Medicare Advantage Plans are called Part C Plans and refer to Medical and available Prescription Coverage in 1 policy. Theses do NOT coordinate with Medicare like Medicare Supplements and pay INSTEAD of Medicare. Even though you are still in Medicare and paying your premium for Part B of Medicare, you ONLY use your Medicare Advantage Plan ID Card and the point of receiving Medical Care or filling Prescriptions. Private Insurance Companies offer these Medicare Advantage Plans then the premiums are very affordable and some Carriers offer premiums at $0 planned premium per month. The thing to watch for is what you will have to pay for each Medical Treatment you receive. These plans bill the insured’s a copay for each treatment and some services are billed to the insured as a coinsurance amount—for instance billing the insured 20% of the allowable charges. Medicare Advantage Plans have what is called an Out of Pocket Maximum to each Policy which is simply the limit in the total amount of copays or coinsurance amounts the insured can be billed in a calendar year. Many plans have Out of Pocket Limits close to $6000 per person per year with Carriers offering Policy with lower and higher Out of Pocket Limits to insureds. It is important to remember that if you purchase a Medicare Advantage Plan and develop a pre existing health condition that you may not be able to Medically Qualify to move to a Medicare Supplement that offers greater coverage for a greater premium.

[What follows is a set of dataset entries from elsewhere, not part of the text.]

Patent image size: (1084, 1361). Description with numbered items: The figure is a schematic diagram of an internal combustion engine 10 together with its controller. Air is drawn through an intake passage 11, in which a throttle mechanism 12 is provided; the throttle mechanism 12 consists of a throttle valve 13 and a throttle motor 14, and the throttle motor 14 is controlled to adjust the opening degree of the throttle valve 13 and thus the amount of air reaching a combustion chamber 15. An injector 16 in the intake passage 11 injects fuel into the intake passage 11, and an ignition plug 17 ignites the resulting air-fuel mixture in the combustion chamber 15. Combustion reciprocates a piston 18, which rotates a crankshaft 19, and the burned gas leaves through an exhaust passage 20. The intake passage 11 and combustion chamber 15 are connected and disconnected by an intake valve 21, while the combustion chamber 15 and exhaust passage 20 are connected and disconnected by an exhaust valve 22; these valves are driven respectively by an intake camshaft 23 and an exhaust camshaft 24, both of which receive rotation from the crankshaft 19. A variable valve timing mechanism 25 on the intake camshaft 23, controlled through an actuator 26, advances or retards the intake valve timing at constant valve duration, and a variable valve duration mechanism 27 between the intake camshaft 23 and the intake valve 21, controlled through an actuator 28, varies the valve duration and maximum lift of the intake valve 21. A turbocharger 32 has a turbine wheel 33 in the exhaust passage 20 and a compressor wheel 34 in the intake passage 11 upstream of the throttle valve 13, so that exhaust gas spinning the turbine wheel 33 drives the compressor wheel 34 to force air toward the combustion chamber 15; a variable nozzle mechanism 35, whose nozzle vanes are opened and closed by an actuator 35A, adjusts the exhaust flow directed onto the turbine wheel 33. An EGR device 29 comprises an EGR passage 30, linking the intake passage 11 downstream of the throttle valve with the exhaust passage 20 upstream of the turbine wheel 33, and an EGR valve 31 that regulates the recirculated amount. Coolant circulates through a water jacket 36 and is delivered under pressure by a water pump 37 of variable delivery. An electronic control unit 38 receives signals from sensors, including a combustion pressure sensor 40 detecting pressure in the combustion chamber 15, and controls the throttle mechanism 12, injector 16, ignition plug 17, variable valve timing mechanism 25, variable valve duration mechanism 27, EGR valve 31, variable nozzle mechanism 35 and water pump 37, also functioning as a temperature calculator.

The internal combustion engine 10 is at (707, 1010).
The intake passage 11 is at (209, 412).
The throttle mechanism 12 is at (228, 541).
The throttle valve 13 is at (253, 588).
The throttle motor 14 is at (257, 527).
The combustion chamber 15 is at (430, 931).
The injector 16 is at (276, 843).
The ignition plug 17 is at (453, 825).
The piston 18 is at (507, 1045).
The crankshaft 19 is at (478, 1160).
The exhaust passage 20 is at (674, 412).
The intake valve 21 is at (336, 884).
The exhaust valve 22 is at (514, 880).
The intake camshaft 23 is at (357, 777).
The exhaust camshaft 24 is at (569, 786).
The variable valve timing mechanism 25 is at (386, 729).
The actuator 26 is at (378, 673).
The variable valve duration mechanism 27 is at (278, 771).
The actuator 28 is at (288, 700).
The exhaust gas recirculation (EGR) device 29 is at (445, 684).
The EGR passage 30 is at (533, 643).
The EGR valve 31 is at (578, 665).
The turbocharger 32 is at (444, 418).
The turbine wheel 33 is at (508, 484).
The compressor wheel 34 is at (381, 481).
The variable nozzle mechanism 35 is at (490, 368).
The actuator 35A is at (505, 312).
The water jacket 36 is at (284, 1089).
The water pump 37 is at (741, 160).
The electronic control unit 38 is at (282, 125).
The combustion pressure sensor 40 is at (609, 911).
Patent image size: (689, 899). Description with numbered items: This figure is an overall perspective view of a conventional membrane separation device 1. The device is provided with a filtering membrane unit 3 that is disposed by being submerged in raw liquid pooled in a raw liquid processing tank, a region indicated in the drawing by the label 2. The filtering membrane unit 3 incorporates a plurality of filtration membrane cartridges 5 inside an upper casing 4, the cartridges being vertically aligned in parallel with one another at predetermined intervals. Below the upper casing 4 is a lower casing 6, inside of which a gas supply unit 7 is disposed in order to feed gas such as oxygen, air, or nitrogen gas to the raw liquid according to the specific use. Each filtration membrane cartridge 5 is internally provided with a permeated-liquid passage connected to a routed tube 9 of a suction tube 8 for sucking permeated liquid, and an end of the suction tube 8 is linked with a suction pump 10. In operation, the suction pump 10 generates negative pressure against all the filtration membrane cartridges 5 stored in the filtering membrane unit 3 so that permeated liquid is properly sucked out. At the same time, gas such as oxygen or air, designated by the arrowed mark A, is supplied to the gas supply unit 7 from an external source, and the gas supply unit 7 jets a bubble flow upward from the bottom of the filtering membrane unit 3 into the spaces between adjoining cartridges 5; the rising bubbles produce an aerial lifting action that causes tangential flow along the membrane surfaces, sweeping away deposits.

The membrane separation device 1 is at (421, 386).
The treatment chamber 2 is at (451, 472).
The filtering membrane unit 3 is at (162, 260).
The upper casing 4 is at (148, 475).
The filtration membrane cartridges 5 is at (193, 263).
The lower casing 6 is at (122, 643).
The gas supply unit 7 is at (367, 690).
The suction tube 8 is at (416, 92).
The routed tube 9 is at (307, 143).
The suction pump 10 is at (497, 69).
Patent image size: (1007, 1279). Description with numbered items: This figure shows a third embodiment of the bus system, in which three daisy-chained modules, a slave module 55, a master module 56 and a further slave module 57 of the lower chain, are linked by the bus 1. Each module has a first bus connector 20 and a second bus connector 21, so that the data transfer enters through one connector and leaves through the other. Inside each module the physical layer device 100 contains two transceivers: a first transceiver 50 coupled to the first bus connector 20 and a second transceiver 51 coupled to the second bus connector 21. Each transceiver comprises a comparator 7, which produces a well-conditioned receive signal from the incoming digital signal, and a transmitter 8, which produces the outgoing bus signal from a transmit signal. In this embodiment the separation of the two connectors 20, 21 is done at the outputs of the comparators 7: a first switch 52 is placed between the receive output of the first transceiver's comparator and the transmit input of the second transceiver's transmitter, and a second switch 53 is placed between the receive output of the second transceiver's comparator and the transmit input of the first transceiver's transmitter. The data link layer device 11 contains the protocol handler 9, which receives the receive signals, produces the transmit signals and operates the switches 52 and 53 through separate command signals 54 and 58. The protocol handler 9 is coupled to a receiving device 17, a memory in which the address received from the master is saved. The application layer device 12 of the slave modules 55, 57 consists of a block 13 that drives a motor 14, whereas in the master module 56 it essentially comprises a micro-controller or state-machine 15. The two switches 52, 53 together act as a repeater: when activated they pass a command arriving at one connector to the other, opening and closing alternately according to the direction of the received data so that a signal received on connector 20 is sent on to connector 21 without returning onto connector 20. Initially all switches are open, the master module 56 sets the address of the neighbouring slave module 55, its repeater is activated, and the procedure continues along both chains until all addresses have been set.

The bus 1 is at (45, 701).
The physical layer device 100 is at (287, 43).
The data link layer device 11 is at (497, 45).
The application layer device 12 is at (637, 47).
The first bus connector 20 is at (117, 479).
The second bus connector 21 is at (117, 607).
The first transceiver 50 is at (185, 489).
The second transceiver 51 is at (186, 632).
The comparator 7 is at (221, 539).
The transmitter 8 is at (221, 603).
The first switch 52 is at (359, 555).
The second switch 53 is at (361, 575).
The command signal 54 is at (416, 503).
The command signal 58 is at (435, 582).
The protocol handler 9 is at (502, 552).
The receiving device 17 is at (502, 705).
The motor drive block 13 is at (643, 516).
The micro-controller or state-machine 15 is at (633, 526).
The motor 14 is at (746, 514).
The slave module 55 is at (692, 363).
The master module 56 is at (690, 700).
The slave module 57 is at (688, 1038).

Part D Plans refer to stand alone prescription drug policies that only pay for prescribed medications. These plans are offered by Insurance Companies and regulated by CMS—The Center for Medicare Services. Typically, you pay a monthly premium for these Part D Rx Plans and then you have a copy or coinsurance amount to pay for you medicine from the Pharmacy. Some plans have deductibles to meet before you can get your medications for a copay or coinsurance amount. There are search engine tools online that we use to determine which plan covers your prescribed medications at the lowest overall cost per year.